During this blatant attempt to devour each other my already stretched patience finally broke, and I could no longer contain my curiosity as to what the guy was concealing within his trousers. With either remarkable subtlety - or perhaps thanks to significant distraction - I managed to unzip, pull down and unleash, without him apparently noticing any of the motions.
He seemed genuinely shocked when he disengaged from the kiss to look down and discover his sizeable cock was not only out but ensconsed firmly within my tight grip.
Words apparently failed him in the moment as he made what could only be described as a mortified squeak, as if trying to signify that I may have inadvertently or accidentally revealed his manhood while another man was seated quite literally within spitting distance.
He made to regain his modesty and attempted to put everything back in place but was genuinely surprised to discover the strength and determination of my grip.
I had eyes on the prize now. I wasn’t backing down. And I certainly wasn’t letting go.
I leant over and took him in my mouth.
An altogether higher squeak ensued.
Whilst I lavishly tongued the head of his cock whilst simultaneously stroking the shaft, his squeaking abated and he managed to summon the wherewithal to half whisper; “We can’t, not here!”
He was wrong of course. Because, technically, we already *were*. However, to assuage any fears, I reluctantly removed my mouth from his cock and aimed it breifly in the direction of our driver.
“I’m sure Angus doesn’t mind, do you Angus?”
The guy went immediately pale from embarrassment and sheer mortification. Though, to be fair, a sizeable portion of his blood supply was being routed elsewhere at the time.
“I’ve seen far worse” replied Angus, at once both seemingly not knowing where to look, whilst also doing all but fully adjusting his rear view mirror for a better angled sightline.
And, with that, I got back to work.
The journey to his place took another fifteen minutes. After perhaps five minutes or so, the guy final settled into a state of acceptance, and started to both relax and enjoy my mouthwork.

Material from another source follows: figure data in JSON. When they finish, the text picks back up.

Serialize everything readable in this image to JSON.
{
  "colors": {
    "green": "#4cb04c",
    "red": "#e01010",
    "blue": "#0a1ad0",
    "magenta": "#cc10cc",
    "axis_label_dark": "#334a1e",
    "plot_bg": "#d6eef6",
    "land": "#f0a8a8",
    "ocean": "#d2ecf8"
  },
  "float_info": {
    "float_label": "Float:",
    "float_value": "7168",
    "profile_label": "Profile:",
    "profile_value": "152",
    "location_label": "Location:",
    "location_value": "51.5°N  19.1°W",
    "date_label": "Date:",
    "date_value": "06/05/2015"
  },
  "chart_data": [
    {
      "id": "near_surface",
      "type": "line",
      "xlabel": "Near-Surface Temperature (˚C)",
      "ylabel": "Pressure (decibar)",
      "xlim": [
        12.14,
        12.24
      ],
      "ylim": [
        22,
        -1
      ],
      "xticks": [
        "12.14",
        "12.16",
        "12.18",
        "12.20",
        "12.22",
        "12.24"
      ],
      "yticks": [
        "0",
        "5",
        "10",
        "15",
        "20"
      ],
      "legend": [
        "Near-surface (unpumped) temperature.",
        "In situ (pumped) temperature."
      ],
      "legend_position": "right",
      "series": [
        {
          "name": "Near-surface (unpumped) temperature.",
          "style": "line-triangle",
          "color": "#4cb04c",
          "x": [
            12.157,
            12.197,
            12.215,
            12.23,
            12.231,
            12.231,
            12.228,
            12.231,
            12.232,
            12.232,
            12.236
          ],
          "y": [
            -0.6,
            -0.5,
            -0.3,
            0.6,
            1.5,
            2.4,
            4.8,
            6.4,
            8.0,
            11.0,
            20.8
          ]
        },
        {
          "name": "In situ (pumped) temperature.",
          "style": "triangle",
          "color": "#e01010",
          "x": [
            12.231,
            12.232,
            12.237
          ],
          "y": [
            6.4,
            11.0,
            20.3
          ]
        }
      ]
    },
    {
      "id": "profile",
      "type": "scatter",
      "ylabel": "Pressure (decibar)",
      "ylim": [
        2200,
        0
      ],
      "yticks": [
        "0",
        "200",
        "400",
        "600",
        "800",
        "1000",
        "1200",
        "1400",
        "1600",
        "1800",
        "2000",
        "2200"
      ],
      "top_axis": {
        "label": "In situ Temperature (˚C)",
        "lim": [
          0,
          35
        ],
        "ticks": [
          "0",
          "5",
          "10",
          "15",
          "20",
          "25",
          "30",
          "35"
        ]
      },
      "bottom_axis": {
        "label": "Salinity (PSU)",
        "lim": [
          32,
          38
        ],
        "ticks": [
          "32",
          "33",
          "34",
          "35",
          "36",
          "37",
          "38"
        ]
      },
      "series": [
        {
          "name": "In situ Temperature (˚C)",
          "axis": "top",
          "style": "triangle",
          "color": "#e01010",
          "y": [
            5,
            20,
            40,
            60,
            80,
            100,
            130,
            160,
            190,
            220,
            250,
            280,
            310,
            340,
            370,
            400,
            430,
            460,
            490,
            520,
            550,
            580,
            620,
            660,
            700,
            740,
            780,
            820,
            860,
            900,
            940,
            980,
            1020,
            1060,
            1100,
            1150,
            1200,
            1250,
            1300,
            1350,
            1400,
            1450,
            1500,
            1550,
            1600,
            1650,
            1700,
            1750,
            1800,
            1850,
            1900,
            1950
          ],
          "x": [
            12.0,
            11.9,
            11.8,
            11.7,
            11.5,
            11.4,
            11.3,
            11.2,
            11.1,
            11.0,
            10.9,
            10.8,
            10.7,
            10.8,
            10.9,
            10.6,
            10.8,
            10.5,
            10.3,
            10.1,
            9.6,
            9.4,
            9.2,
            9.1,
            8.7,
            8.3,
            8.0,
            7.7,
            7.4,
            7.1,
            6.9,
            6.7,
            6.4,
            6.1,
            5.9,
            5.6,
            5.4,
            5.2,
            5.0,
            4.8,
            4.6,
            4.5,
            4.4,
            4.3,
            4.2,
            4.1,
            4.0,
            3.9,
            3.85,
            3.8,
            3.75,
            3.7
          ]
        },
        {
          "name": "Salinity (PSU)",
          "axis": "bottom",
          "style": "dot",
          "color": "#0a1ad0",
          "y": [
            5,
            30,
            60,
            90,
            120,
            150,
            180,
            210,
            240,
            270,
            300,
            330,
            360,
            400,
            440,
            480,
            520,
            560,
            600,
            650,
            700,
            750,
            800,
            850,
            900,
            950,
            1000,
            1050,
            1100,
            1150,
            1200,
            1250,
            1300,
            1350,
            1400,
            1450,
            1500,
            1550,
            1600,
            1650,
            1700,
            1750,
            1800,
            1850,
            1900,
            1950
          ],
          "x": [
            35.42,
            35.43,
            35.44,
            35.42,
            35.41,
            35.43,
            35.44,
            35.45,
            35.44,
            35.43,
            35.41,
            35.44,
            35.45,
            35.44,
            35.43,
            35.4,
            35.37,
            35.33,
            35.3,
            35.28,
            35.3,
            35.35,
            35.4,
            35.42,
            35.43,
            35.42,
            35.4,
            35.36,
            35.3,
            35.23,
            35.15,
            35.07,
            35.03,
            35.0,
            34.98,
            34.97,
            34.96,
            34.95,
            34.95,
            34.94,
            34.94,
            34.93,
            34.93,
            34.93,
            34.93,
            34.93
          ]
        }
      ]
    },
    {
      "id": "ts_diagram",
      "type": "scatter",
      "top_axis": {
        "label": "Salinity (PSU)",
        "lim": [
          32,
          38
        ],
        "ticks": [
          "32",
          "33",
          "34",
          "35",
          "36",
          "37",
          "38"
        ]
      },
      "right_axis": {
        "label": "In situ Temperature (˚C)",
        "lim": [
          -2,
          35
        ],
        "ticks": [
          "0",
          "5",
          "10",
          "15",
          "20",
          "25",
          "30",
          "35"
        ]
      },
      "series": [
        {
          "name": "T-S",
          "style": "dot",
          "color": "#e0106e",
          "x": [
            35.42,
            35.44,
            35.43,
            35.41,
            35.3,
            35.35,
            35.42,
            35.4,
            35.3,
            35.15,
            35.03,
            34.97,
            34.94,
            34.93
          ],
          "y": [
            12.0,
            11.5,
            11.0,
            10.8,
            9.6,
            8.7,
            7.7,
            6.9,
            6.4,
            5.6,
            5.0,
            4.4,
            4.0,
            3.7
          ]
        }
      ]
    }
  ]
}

Ten minutes in, he was *really* enjoying it. Audibly so. His ‘orgasm imminent’ gasping was of such ludicrous volume that I’d be amazed if the folk in passing cars weren’t also able to hear it.
It was as this inevitable climax approached that Angus unceremoniously uttered the most gloriously matter-of-fact line I’ve ever heard deployed in the presence of an imminent orgasm:
“If you splash any cum on the seats I’ll have to charge you, so I hope for your sake she swallows.”
Needless to say, reader; I did.
The actual sex that ensued on arrival was, at best, mediocre. The guy had the cheek to suggest that this was largely my fault due to ‘expending his stamina in the back of the car’.
I called myself an Uber soon after. Sadly, it wasn’t Angus. I wanted to ask him how much he’d have charged for staining the seats.
I suspect it would’ve been more than made it worthwhile. After all, isn’t that why they rebraned to Uber-Eats?